ECLI:NL:CRVB:2021:3319
Ten onrechte ontheven van taak. Nagelaten is andere taken of werkzaamheden op te dragen.
CAR/UWO art. 15:11
Het college heeft betrokkene weliswaar ontheven van de taak personeelsplanning, die het overgrote deel van haar werkzaamheden omvatte, maar heeft haar geen andere taken opgedragen en heeft haar evenmin opgedragen om tijdelijk niet tot haar functie behorende werkzaamheden te verrichten. Hierdoor was voor betrokkene onduidelijk of en in hoeverre de ontheffing als tijdelijk was bedoeld en ook welke andere werkzaamheden zij zou moeten verrichten. Het gevolg van deze ontheffing 'sec' is dat betrokkene gedurende een aanzienlijke periode is gaan 'zweven', wat volgens vaste rechtspraak van de Raad niet aanvaardbaar is.
Het betoog van het college dat het opdragen van vervangende werkzaamheden door de ziekte van betrokkene niet is gelukt, maakt dit niet anders. Voor zover de ziekte van betrokkene aan het opdragen van andere werkzaamheden in de weg stond, was er immers helemaal geen aanleiding om betrokkene van de taak personeelsplanning te ontheffen, maar had het voor de hand gelegen in plaats daarvan te voorzien in waarneming van haar functie. Dan hadden zo nodig op termijn de mogelijkheden tot het gaan verrichten van andere werkzaamheden kunnen worden bezien.
ECLI:NL:CRVB:2022:71
Tijdelijke aanstelling. Geen vaste aanstelling ontstaan.
RDBZ art. 19 lid 6, 19 lid 7
Appellante is van 5 januari 2016 tot 1 maart 2018 op detacheringsbasis werkzaam geweest. Vervolgens is een tijdelijke aanstelling verleend over de periode 1 maart 2018 tot en met 29 februari 2020. Op 13 november 2019 is besloten het dienstverband niet te verlengen, wat na gemaakt bezwaar is gehandhaafd.

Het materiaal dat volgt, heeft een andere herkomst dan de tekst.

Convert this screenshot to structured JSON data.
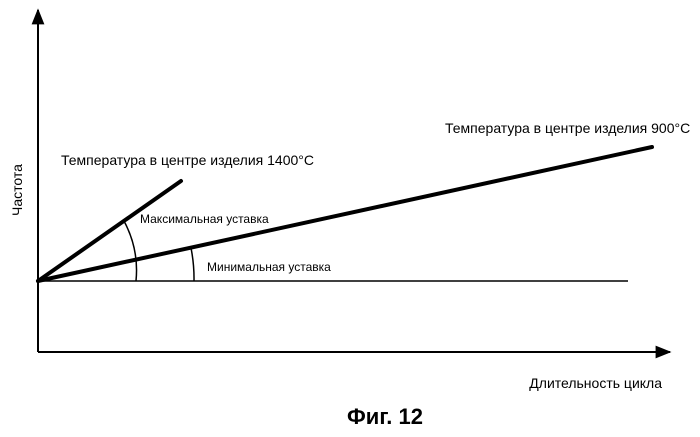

In dit geval is niet voldaan aan de vereisten van artikel 19, zesde en zevende lid, van het RDBZ. Er is geen sprake van drie tijdelijke aanstellingen, ook niet van tijdelijke aanstellingen die meer dan 36 maanden hebben geduurd en ook niet van het verrichten van dezelfde werkzaamheden gedurende 36 maanden. Dat laatste volgt alleen al uit het feit dat de functies die appellante in de relevante periode heeft gehad, in verschillende salarisschalen zijn ingedeeld.
Verder is er geen geschreven of ongeschreven rechtsregel die de minister verbood om voor de inwerkingtreding van de WNRA het besluit te nemen om de tijdelijke aanstelling van appellante niet te verlengen of om te zetten in een aanstelling (of arbeidsovereenkomst) voor onbepaalde tijd.